If lease from pod-1 is still valid. I assume pod-2 should not be able to acquire a lease. So there should be some mechanism to prevent pod-2 to update the Lease. But then I run: kubectl patch Lease my-lease -p '{"spec":{"holderIdentity":"pod-2","renewTime":"2024-10-29T23:57:37.059086Z"}}'
it just responded with lease.coordination.k8s.io/my-lease patched
and the Lease has been updated.
So it seems my assumptions are wrong? How does the Lease Lock work in k8s?
Thanks I read the code but where does the Lock happens? If these logic all happens in the pod itself it would be inaccurate since if leader pod is down. pod-1 and pod-2 could simultaneously see that leader is down and try to claim it.

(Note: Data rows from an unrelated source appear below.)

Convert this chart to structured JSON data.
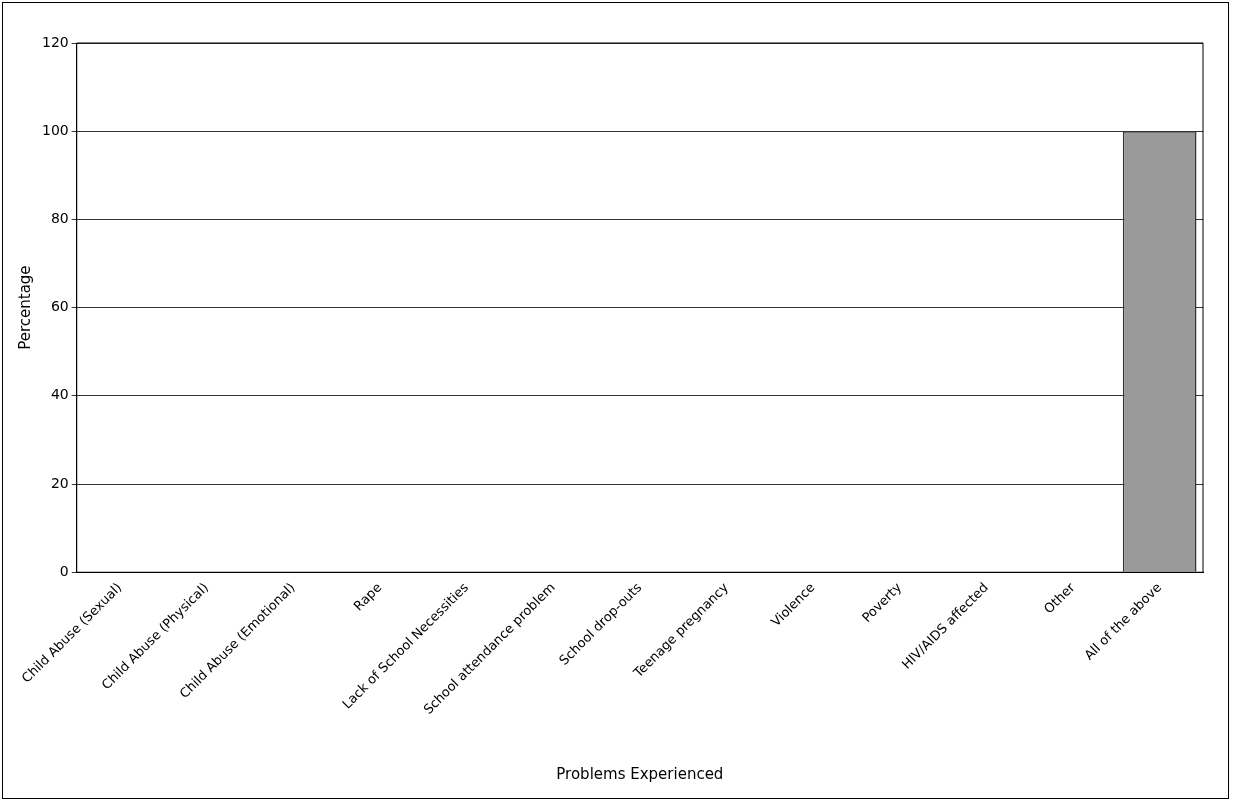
{
  "chart_data": {
    "type": "bar",
    "xlabel": "Problems Experienced",
    "ylabel": "Percentage",
    "categories": [
      "Child Abuse (Sexual)",
      "Child Abuse (Physical)",
      "Child Abuse (Emotional)",
      "Rape",
      "Lack of School Necessities",
      "School attendance problem",
      "School drop-outs",
      "Teenage pregnancy",
      "Violence",
      "Poverty",
      "HIV/AIDS affected",
      "Other",
      "All of the above"
    ],
    "values": [
      0,
      0,
      0,
      0,
      0,
      0,
      0,
      0,
      0,
      0,
      0,
      0,
      100
    ],
    "color": "#9a9a9a",
    "ylim": [
      0,
      120
    ],
    "yticks": [
      0,
      20,
      40,
      60,
      80,
      100,
      120
    ],
    "grid": "y",
    "legend": false
  }
}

I’ve dig down to this leaselock.go file but this file does not seems to have any lock mechanism applied to it. ( it just calls ll.Client.Leases().Update() which I assume is identical to kubectl patch Lease ? )
Let’s say pod-1 is down.
pod-2 sees it so pod-2 issued an update to the Lease and got a success.
in the meantime pod-3 also sees this and issued an update to the Lease. I assume this should be failing or should not happen since the code prevents it?
Where exactly in the code that prevents this? Since pod-2 and pod-3 runs the same code at the same time. Following the code, they will be getting the same responses from the api-server, that
the lease has expired
ll.Client.Leases().Update() returns no error
there should be a shared lock somewhere but I can’t find it.
I assume you are missing the point. pod-2 does not care whether pod-1 is down or not. pod-1 might get restarted and remain leader (if get back up real quick). pod-2 is going to check whether the lease record was updated or not. If the lease record has not been updated for --leader-elect-lease-duration after the last update, then pod-2 is going to try to apply lock.
Yes I understand this. But let’s say pod-1 is really down and won’t get back up.
pod-2 is going to do it’s due diligence ( check update time, etc ) then decided to acquire the lease.
pod-3 is doing the same thing at the same time right? So it will try to acquire the lease too.
In the start, Lease holder is pod-1 but expired
pod-2 acquires the lease (Lease holder: pod-2)
pod-3 acquires the lease in like…1ms after (Lease holder: pod-3)
pod-2 thinks it has the lease. Now it do the leader thing.
pod-3 thinks it has the lease too. Now it do the leader thing.
Now we ended up with 2 pods thinking it’s the leader. Which should be prevented.